In spite of Will's absolutism, his prospectus of the upcoming campaign remains fundamentally cautious. He does not review any of the candidates; there never is heard a discouraging word. It is not so much that he is generously giving the candidates a clean slate, as he is giving himself one. The author of The New Season is attempting to show that he is a man for all seasons, particularly the one after Reagan.
Mostly, though, Will treads water, recycling the rhetoric of Statecraft As Soulcraft: "The infantilism; impatience; hedonism; inability to defer gratification--that produced the cultural dissolution of the Sixties helped give rise to the inflation of the Seventies.' This coarse relegation of an economic trend--inflation--to a state of mind--infantilism--is curious. Inflation, apparently, had nothing to do with the financing of the Vietnam war and the oil shocks. Will's passionate support of the Vietnam war, which precipitated the inflation of the 1970s, would seem to deprive him of capital to spend on this issue. But he does not pause.
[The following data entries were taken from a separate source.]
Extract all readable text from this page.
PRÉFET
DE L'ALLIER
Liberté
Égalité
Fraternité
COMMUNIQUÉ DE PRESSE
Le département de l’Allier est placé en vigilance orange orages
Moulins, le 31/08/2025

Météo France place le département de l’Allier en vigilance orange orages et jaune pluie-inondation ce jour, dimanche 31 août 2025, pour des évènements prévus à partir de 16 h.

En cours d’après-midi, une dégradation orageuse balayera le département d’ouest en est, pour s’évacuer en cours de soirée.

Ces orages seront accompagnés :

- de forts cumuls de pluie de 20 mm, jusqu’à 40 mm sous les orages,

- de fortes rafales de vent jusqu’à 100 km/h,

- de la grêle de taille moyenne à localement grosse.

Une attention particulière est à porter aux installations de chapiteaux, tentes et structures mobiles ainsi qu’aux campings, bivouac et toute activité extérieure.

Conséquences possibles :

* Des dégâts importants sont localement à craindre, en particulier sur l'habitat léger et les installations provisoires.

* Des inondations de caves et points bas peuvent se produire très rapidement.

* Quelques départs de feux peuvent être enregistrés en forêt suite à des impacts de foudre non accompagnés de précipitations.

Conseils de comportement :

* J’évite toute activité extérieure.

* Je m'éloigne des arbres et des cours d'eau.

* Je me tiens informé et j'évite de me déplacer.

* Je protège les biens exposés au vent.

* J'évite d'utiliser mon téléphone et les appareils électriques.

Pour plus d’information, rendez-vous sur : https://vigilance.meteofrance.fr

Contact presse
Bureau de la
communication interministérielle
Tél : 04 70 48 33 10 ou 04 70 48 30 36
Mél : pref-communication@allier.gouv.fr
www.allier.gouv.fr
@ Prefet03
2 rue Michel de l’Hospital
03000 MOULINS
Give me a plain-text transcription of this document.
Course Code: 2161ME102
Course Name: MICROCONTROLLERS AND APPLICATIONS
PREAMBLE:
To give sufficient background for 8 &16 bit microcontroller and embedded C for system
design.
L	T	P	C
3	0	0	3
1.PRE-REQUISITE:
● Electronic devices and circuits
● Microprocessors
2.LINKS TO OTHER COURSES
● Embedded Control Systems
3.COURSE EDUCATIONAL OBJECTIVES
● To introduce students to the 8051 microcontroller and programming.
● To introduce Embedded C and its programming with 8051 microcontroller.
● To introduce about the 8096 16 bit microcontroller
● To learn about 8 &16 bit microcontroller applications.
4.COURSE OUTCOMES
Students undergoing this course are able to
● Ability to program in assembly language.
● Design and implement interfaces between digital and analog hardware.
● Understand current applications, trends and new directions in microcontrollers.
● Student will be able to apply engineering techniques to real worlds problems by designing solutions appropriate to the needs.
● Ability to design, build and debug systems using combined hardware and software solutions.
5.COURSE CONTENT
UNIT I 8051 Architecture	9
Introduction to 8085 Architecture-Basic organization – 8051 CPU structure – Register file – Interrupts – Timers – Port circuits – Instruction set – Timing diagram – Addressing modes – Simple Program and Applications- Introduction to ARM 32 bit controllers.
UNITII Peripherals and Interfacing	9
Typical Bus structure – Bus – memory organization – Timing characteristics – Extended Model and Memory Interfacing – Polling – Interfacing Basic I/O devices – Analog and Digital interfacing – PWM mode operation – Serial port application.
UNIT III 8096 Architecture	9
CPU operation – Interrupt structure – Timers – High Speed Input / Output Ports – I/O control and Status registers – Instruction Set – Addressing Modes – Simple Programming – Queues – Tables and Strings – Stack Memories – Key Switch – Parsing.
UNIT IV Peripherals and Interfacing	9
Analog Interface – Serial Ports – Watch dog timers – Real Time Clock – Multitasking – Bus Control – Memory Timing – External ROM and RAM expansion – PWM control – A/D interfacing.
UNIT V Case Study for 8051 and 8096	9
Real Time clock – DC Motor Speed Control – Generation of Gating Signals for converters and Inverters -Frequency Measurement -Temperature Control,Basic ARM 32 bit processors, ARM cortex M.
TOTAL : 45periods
His premise, if his explanation of inflation is to make any sense, must be that the private is the public: what happens in the bedrooms is directly reflected in politics and the economy. But one wonders, if there is a relationship between "a collapsing capacity for discipline' and America's fall from grace, whether it could be seen in statistics on personal turmoil. Will, however, offers assertion, not illustration.
In The Season, Will more clearly reveals than in any other work that his analysis flows from a priori assumptions. Almost invariably, his conclusions are imposed at the beginning; his logic, or more accurately, his logic-chopping, follows. Will's method is inimitable. On the contras, for example, he states his own position: pro. Then he quotes Lord Salisbury: "If you believe the doctors, nothing is wholesome; if you believe the theologians, nothing is innocent; if you believe the soldiers, nothing is safe.' Finally, he holds the Democrats up to scorn: ". . . it recently has seemed that if you believe the Democrats, nothing is vital.' Thus the Will method, applied in case after case: first the verdict, then the trial.
To avoid being regarded as agents of appeasement, Will urges the Democrats to support the contras. Earlier in the book, he writes, "The Irancontra affair involved various attempts to evade or subvert laws, established procedures, and intragovernmental traditions (thin reeds, these) of civility.' But which laws?
Will's comment on the evasion and subversion of law is on the order of Vice President George Bush's passive and inspecific remark: "Mistakes were made.' A bit of the scandal's background may cast some light on Will's attitude toward facts when they contradict his assumptions.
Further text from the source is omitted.